Not only is Lake Malawi one of the most crystal clear and exotic lakes in the world, it has unforgettable energy. This massive 600-kilometer long lake takes up nearly a third of the whole country and is the livelihood of thousands of its citizens. During our stay at Pumulani resort we took in the many facets of the lake from snorkeling, kayaking, to village tours and completely fell in love.

Though there was a gorgeous pool and private beach to laze on, we were dying get out on that lake! Jetting off on our private speed boat (you can see the hotel nestled on the cliff), we let the series of water adventures begin.

Freshwater isn’t usually that exciting for snorkeling but Lake Malawi is home to literally hundreds of species of fish, including the wildly colorful cichlids. Blue, yellow, and orange striped fishes flitted around us at every cove.

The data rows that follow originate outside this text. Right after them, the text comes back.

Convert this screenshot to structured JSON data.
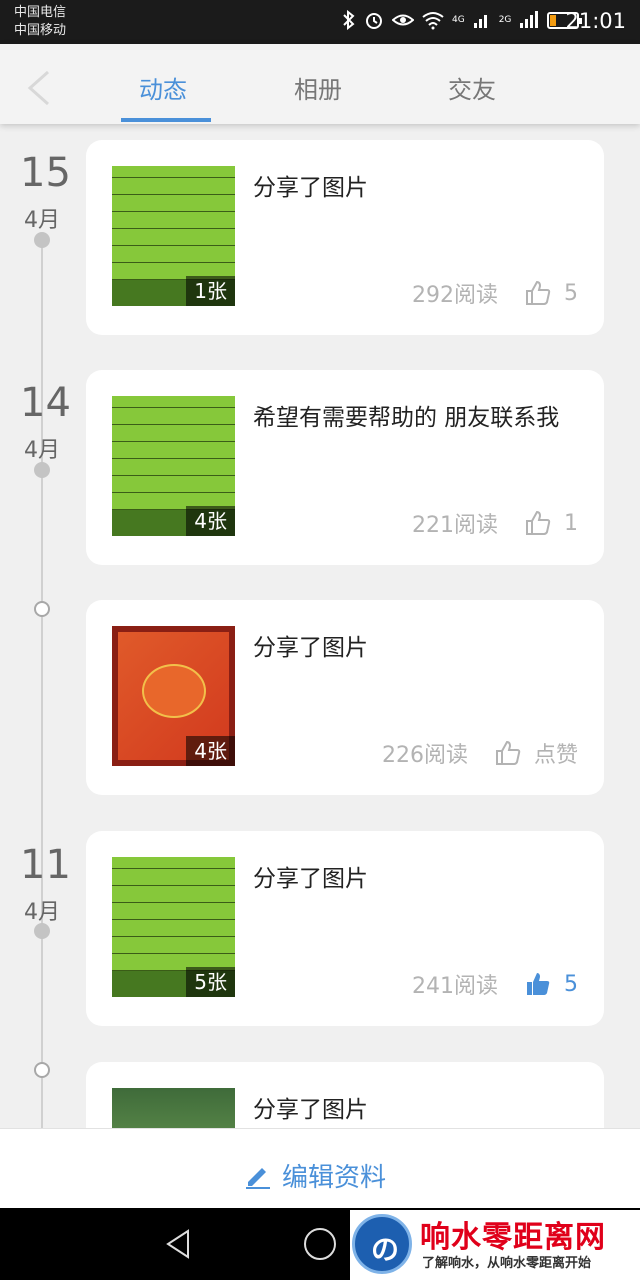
{
  "status_bar": {
    "carrier_1": "中国电信",
    "carrier_2": "中国移动",
    "network_label": "4G",
    "network_label_2": "2G",
    "time": "21:01",
    "battery_color": "#f39c12"
  },
  "tabs": [
    {
      "label": "动态",
      "active": true
    },
    {
      "label": "相册",
      "active": false
    },
    {
      "label": "交友",
      "active": false
    }
  ],
  "accent_color": "#4a90d9",
  "posts": [
    {
      "day": "15",
      "month": "4月",
      "text": "分享了图片",
      "image_count": "1张",
      "reads": "292阅读",
      "likes": "5",
      "liked": false,
      "thumb": "green-flyer"
    },
    {
      "day": "14",
      "month": "4月",
      "text": "希望有需要帮助的 朋友联系我",
      "image_count": "4张",
      "reads": "221阅读",
      "likes": "1",
      "liked": false,
      "thumb": "green-flyer"
    },
    {
      "day": "",
      "month": "",
      "text": "分享了图片",
      "image_count": "4张",
      "reads": "226阅读",
      "likes": "点赞",
      "liked": false,
      "thumb": "red-certificate"
    },
    {
      "day": "11",
      "month": "4月",
      "text": "分享了图片",
      "image_count": "5张",
      "reads": "241阅读",
      "likes": "5",
      "liked": true,
      "thumb": "green-flyer"
    },
    {
      "day": "",
      "month": "",
      "text": "分享了图片",
      "image_count": "",
      "reads": "",
      "likes": "",
      "liked": false,
      "thumb": "photo"
    }
  ],
  "bottom_bar": {
    "edit_label": "编辑资料"
  },
  "watermark": {
    "logo_letter": "の",
    "title": "响水零距离网",
    "subtitle": "了解响水，从响水零距离开始"
  }
}
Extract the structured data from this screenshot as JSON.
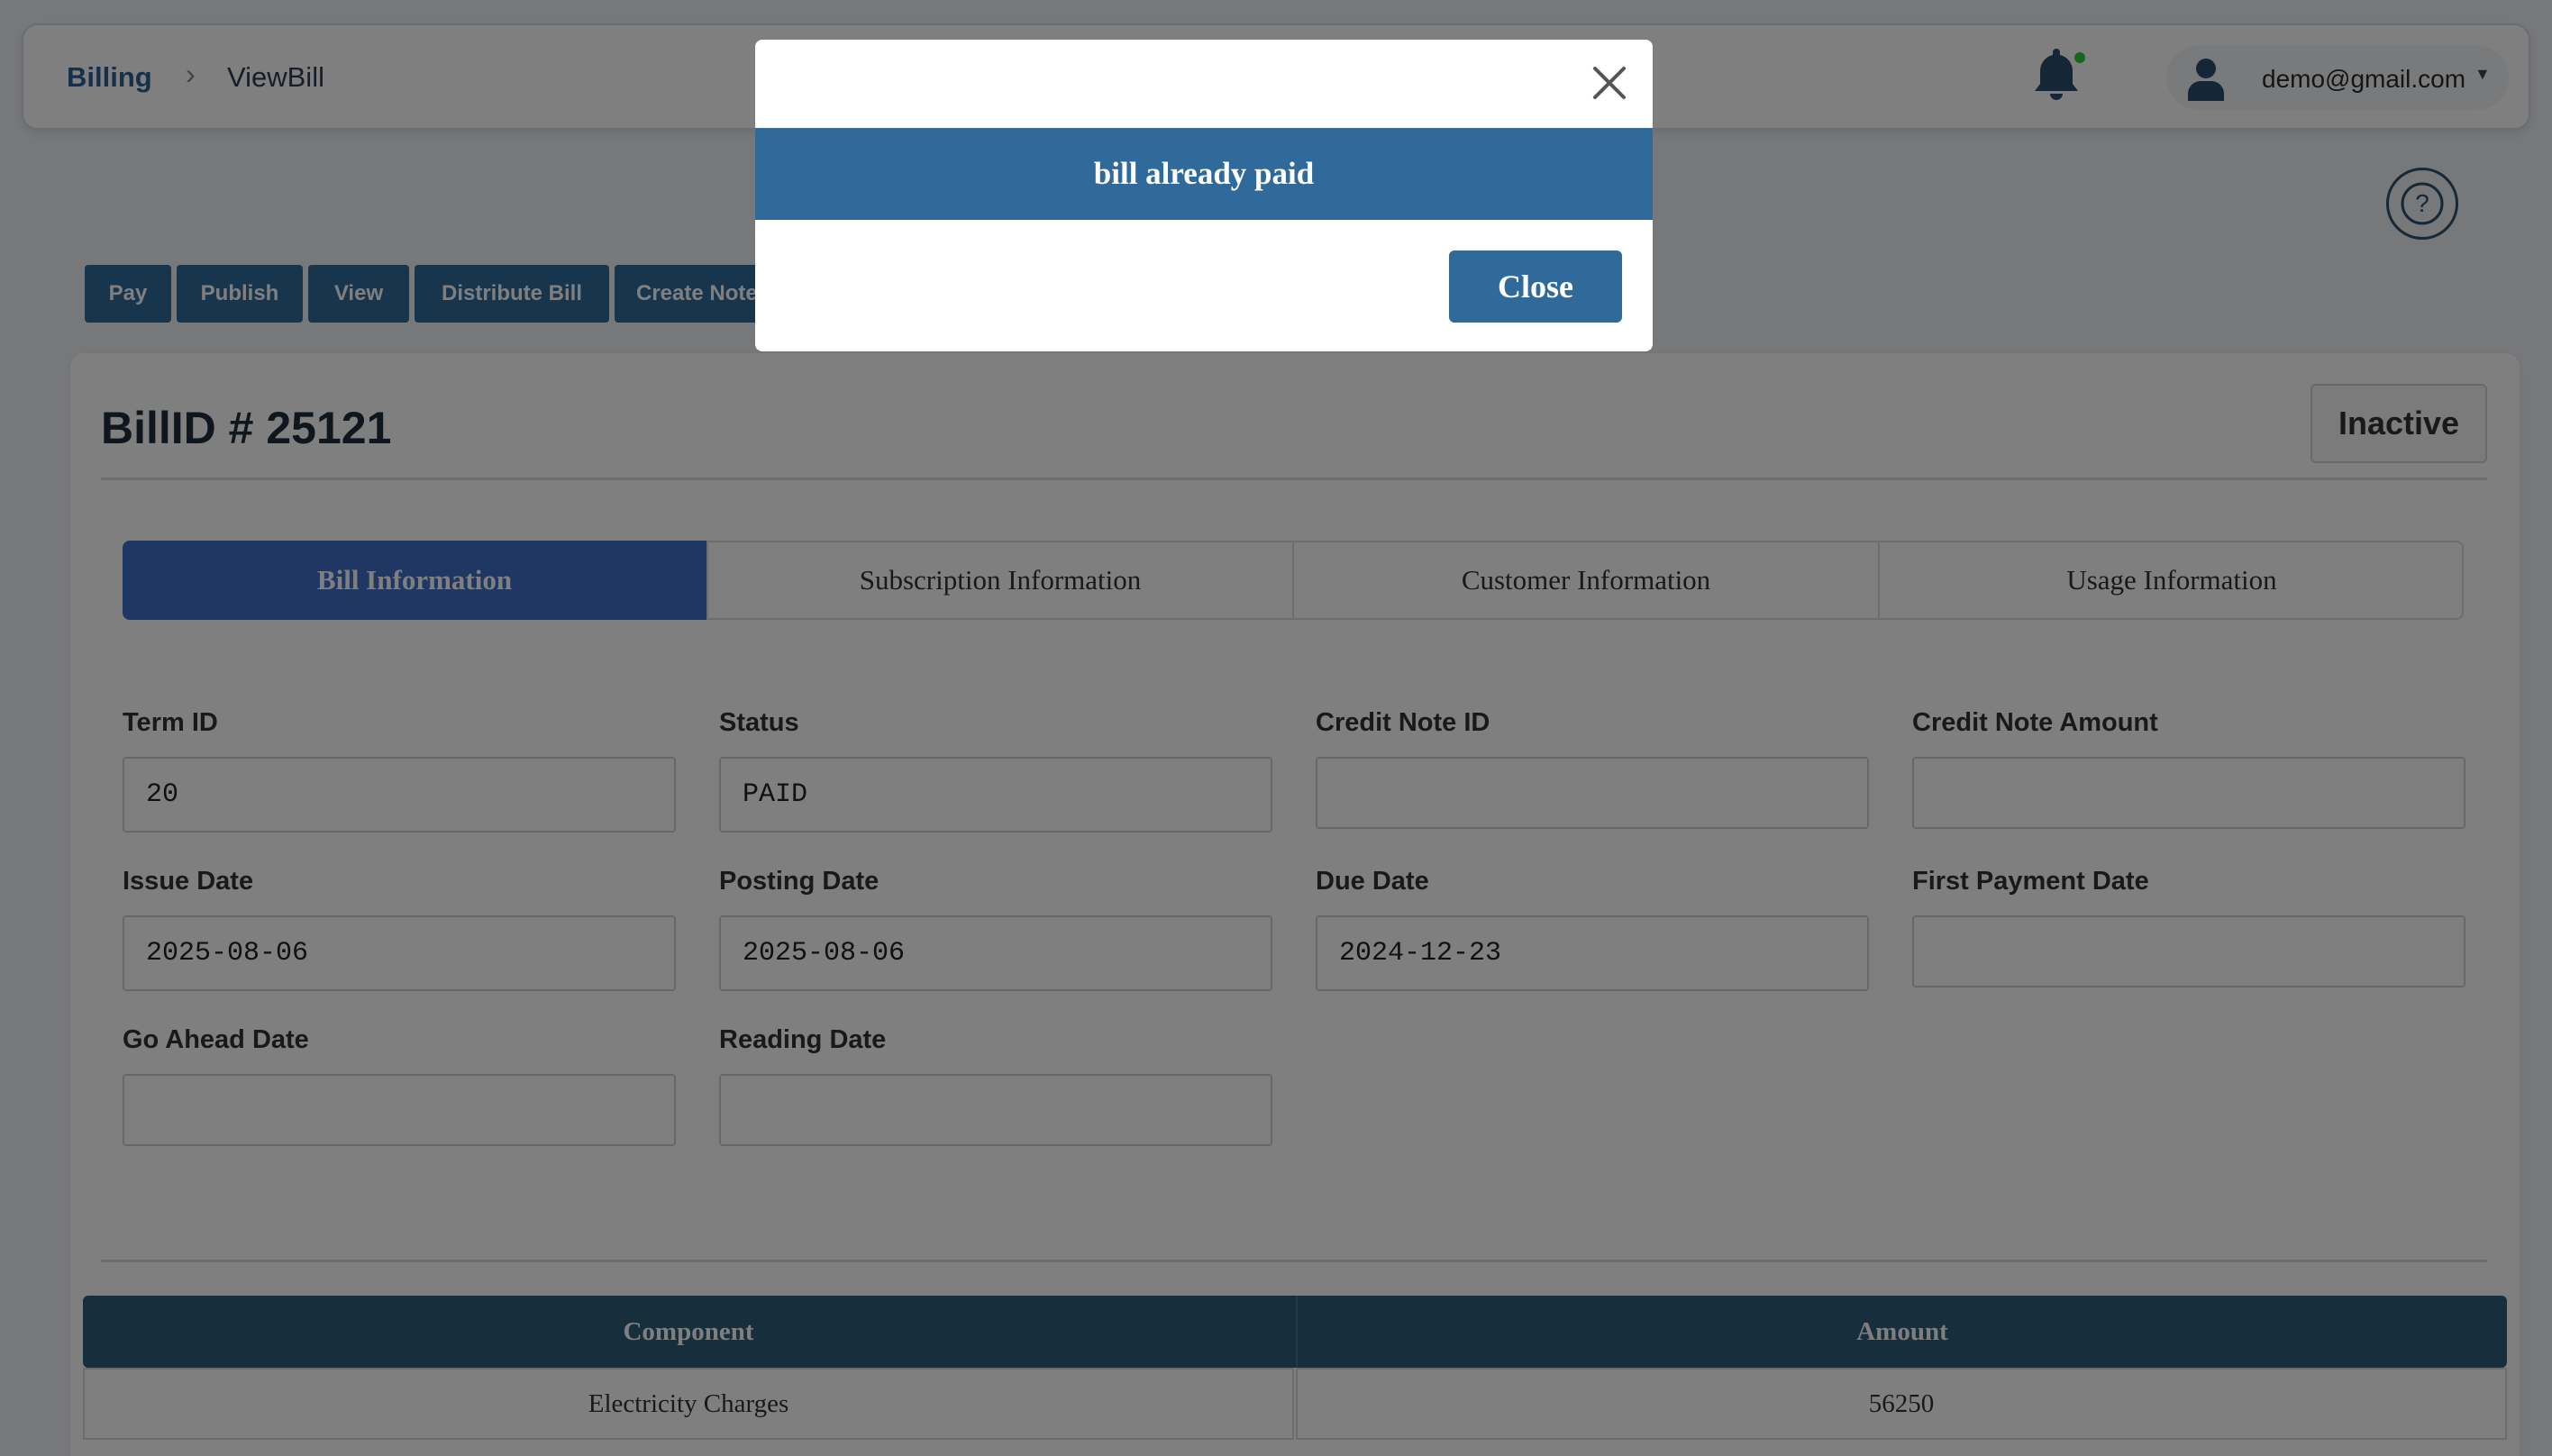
{
  "breadcrumb": {
    "root": "Billing",
    "current": "ViewBill"
  },
  "user": {
    "email": "demo@gmail.com"
  },
  "toolbar": [
    "Pay",
    "Publish",
    "View",
    "Distribute Bill",
    "Create Note"
  ],
  "bill": {
    "title": "BillID # 25121",
    "status": "Inactive"
  },
  "tabs": [
    "Bill Information",
    "Subscription Information",
    "Customer Information",
    "Usage Information"
  ],
  "fields": {
    "term_id": {
      "label": "Term ID",
      "value": "20"
    },
    "status": {
      "label": "Status",
      "value": "PAID"
    },
    "credit_note_id": {
      "label": "Credit Note ID",
      "value": ""
    },
    "credit_note_amount": {
      "label": "Credit Note Amount",
      "value": ""
    },
    "issue_date": {
      "label": "Issue Date",
      "value": "2025-08-06"
    },
    "posting_date": {
      "label": "Posting Date",
      "value": "2025-08-06"
    },
    "due_date": {
      "label": "Due Date",
      "value": "2024-12-23"
    },
    "first_payment_date": {
      "label": "First Payment Date",
      "value": ""
    },
    "go_ahead_date": {
      "label": "Go Ahead Date",
      "value": ""
    },
    "reading_date": {
      "label": "Reading Date",
      "value": ""
    }
  },
  "table": {
    "headers": [
      "Component",
      "Amount"
    ],
    "rows": [
      [
        "Electricity Charges",
        "56250"
      ]
    ]
  },
  "modal": {
    "message": "bill already paid",
    "button": "Close"
  },
  "colors": {
    "primary": "#2f6a9a",
    "tab_active": "#3f6fc4",
    "table_header": "#2f5e7a",
    "notification_dot": "#2ecc40"
  }
}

Wanting to get a sense of the nearby fishing villages, we did a combo excursion of a bike ride to town and a kayak back to Pumulani. When we pedaled in we didn’t realize we were going to cause such a stir but apparently mzungus (white folks) coming to town was a rare event. Within seconds of arriving, we were surrounded by smiling kids shouting “Mzungu! Mzungu!” Running alongside our bikes (or hanging along the back) and smiling and laughing the whole way, the kids escorted us over a kilometer until we reached the water.

Waving goodbye to the kids, we kayaked alongside the fisherman heading out for the evening shift. Speedboats stacked with dugout canoes drop them off at the depths of the lake until the sunrises. Lake Malawi is called the “Lake of Stars,” and when you see the twinkle of the fishermen’s kerosene lamps dotting the water at night, we started to understand why.

One of our favorite things about Pumulani was their dhow.  This traditional wooden sail boat with its colorful African cushions sets sail every evening for sun-downers. Sipping our Malawi G&Ts and nibbling on crab puff pastries, we watched the hippos grazing on the grassy shores and fish eagles diving for dinner.

Needing one last ride on the Pumulani dhow before we left, we took our breakfast on the lake. The crew served us a beautiful feast of yogurt parfait, freshly baked pastries, stuffed tomatoes, and fritatta for a meal that made us never wanted to return to shore.

Much love from Lake Malawi,
Anne & Mike

Note: Pumulani invited us to be their guest; however, all opinions are our own.